Andrew Sullivan ajs
Wed Jul 26 06:53:20 PDT 2006
On Sat, Jul 22, 2006 at 04:17:47PM +0200, Florian G. Pflug wrote:
> Andrew Sullivan wrote:
> >Are you sure this will be an improvement?  It might just be a
> >foot-gun of a different calibre.
> I'm quite sure that it would be an improvement for at least
> my usecase of slony1. 

I don't like to be mean, but "this will help me" is not a reason to
implement, if it makes things worse for others.  The question is not
merely whether it will work for some cases, but whether it improves
the system overall for users.  If the tradeoff is that it makes
things better for some, but makes certain other failure cases way
more troublesome, that may be a trade-off we don't want to make.

> The worst that could happen is that you get some
> transaction stuck at prepared state, and need to manually roll them back
> on some nodes.

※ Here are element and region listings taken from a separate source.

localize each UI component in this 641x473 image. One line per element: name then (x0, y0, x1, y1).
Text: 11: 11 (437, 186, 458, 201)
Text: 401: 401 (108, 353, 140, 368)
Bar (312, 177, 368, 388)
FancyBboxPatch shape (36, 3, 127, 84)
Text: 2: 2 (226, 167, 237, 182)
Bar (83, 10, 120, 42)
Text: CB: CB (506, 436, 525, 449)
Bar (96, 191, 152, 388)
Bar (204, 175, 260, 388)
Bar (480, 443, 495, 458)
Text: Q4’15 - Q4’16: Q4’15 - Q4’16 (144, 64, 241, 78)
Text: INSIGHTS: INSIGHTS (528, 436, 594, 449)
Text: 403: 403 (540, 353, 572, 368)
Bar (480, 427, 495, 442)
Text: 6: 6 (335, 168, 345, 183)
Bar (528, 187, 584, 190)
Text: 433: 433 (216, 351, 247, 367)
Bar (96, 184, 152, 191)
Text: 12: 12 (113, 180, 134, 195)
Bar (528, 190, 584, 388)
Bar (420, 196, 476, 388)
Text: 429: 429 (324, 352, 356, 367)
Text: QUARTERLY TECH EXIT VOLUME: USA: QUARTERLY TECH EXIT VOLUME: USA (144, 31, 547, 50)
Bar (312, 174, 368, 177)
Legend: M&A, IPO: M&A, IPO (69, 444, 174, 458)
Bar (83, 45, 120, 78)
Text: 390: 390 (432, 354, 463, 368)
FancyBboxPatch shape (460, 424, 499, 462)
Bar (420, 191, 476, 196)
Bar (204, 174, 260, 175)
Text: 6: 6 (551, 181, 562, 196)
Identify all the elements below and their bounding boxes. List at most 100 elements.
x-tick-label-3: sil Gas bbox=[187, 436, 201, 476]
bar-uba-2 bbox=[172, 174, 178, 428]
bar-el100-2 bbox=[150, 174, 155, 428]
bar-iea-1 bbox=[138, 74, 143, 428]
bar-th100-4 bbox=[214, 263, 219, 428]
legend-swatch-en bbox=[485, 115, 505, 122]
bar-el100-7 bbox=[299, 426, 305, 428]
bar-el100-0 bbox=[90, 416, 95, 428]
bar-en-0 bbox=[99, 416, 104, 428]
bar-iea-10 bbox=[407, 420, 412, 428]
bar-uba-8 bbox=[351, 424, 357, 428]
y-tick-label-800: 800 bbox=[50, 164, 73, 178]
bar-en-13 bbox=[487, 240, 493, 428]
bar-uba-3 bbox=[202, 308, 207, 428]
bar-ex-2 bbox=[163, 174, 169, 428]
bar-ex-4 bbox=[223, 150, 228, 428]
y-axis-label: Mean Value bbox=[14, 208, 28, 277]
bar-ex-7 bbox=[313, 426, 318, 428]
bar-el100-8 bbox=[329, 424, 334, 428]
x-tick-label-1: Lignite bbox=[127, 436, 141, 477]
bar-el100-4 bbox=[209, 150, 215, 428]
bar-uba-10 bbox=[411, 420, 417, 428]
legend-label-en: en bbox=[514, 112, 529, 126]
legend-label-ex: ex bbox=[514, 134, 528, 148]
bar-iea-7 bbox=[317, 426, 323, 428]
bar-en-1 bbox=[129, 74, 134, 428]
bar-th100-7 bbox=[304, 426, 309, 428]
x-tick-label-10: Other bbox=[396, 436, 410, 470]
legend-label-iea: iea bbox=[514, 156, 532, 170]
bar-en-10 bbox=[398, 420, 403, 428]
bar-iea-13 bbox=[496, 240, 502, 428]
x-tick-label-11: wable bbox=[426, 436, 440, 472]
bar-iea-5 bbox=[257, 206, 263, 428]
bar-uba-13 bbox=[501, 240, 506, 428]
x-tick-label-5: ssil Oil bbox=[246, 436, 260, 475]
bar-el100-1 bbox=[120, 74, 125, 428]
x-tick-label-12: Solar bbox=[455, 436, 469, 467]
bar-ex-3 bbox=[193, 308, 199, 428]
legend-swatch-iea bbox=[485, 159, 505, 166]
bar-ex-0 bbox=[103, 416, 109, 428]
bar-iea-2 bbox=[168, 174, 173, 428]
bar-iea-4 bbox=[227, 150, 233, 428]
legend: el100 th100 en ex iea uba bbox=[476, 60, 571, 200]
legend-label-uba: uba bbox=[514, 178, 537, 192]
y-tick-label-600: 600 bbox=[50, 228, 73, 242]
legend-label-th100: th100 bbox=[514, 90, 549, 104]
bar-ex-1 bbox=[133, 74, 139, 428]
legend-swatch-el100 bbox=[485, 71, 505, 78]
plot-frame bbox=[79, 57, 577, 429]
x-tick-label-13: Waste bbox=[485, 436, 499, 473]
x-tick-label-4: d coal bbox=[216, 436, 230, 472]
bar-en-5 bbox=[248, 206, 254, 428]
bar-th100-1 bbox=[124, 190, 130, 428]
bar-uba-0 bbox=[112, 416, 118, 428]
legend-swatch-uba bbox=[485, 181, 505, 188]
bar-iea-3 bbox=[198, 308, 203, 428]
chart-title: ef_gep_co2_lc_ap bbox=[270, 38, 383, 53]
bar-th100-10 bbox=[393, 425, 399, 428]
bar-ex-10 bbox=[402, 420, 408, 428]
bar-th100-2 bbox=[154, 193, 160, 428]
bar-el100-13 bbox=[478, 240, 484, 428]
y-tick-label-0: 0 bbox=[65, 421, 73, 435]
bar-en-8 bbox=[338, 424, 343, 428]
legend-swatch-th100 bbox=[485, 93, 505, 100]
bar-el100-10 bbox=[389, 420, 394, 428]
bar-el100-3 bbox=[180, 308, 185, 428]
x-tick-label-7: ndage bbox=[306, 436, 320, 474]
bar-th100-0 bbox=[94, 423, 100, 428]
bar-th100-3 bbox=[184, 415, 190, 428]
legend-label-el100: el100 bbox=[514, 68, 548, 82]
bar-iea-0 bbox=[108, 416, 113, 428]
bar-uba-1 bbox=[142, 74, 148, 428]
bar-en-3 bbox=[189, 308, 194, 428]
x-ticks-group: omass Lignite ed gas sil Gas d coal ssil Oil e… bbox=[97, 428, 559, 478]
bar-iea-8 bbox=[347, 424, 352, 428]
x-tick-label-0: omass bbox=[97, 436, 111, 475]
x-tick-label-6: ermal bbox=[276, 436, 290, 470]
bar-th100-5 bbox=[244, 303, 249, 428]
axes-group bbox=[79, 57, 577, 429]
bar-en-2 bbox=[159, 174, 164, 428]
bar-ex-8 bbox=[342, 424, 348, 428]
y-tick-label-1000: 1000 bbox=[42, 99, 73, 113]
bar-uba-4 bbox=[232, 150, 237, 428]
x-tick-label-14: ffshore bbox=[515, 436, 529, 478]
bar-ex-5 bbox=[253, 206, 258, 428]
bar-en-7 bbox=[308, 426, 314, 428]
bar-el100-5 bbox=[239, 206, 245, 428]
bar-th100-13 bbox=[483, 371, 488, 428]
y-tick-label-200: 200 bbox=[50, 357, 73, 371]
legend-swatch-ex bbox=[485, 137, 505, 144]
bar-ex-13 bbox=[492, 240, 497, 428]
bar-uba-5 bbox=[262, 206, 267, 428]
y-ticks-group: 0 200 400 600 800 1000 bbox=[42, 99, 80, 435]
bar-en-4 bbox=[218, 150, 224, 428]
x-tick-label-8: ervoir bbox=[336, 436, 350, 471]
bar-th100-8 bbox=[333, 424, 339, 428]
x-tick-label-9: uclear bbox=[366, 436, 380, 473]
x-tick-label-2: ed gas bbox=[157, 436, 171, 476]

Currently, it's quite easy to destroy your whole cluster
> by messing up a schema change.

The "on some nodes" thing is part of what is making me uneasy here.
What this says to me is that, to fix the issue that currently it is
easy for someone who hasn't carefully tested a DDL EXECUTE SCRIPT (or
who hasn't read the documentation) to break things, we're going to
introduce a failure mode whereby the DBA may need to intervent
manually on some nodes.  That seems to me like a step backwards.  If
the problem is that people are doing things which break stuff, then I
suspect we need to improve the interface such that it is harder to
break stuff, rather than introducing a new set of manual-intervention
steps.

Note that I'm not saying "don't do this".  I'm saying instead that a
2PC and a non-2PC approach in the same version of Slony at least
seems a bad idea to me -- it's too complicated.  Better to drop
support for non-2PC-capable versions.  Moreover, I'm saying that
you'd better have a pretty clean design and a nice set of
administration tools to handle the failure modes, or all you do is
move the pain around to some new place.  I can't see the point of
doing a lot of work to get beaten up by people complaining about some
other failure mode.

A 

-- 
Andrew Sullivan  | ajs at crankycanuck.ca
I remember when computers were frustrating because they *did* exactly what 
you told them to.  That actually seems sort of quaint now.